What are your thoughts on this? Please be kindly constructive, I do not claim to be an expert and this is simply an idea that came to mind.

    • matcha_addict@lemy.lolOP
      link
      fedilink
      English
      arrow-up
      0
      ·
      17 hours ago

      Oh my bad, I can explain that.

      Before I do, one benefit of this method is that your timeline is entirely up to your client. Your instance becomes primarily tasked with making your posts available, and clients have the freedom of implementing the reading and news feed / timeline formation.

      Hence, there are a few ways to do this. The best one is probably a mix of those.

      Naive approach: fetch posts and build news feed when user requests it

      This is not a good approach, but I mention it first because it’ll make explaining the next one easier.

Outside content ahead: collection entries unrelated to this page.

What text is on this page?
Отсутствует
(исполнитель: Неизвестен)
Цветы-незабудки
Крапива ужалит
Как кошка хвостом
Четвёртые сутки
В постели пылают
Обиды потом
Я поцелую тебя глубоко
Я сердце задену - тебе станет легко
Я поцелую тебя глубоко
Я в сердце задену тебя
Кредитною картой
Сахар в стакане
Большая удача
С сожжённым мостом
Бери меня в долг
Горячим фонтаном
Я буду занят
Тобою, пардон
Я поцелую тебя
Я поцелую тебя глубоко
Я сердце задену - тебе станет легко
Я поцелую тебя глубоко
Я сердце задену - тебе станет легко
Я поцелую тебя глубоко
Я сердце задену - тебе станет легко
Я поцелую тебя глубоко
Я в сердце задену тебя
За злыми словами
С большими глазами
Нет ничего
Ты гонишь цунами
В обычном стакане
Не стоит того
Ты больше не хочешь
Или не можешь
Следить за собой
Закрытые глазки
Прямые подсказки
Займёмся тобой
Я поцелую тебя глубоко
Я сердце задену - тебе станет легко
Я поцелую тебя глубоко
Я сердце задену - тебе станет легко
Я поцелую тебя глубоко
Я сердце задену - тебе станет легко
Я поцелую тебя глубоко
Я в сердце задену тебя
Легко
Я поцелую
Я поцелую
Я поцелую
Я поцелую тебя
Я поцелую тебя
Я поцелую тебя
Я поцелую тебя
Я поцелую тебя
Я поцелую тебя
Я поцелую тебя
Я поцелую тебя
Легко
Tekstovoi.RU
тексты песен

      • User opens app or website, thereby requesting their timeline / news feed
      • server fetches list of user’s subscriptions and followees
      • for each followee or subscription, server fetches their content via their static file wherever they are hosted
      • server performs whatever filtering and ordering of content they want
      • user sees the result

      Cons: loading time for the user may be long, depending on how many subscriptions they have it could be several seconds. P90 may even be in double digits.

      Better approach: pre-build user’s timeline periodically.

      Think like a periodic job (hourly, or every 10 min, etc) , which fetches posts in a similar manner as described above, but instead of doing it when user requests it, it is done in advance

      Pros:

      • fast loading time compared to previous solution
      • when the job runs, if users on the same instance share a followee or subscription, we don’t have to query it twice (This benefit already exists on current fediverse implementations) Cons: posts aren’t real-time, delayed by the batch job frequency.

      Best approach: hybrid

      In this approach, we primarily do the second method, to achieve fast loading time. But to get more up-to-date content, we also simultaneously fetch the latest in the background, and interleave or add the latest posts as the user scrolls.

      This way we get both fast initial load times and recent posts.

      Surely there’s other good approaches. As I said in the beginning, clients have the freedom to implement this however they like.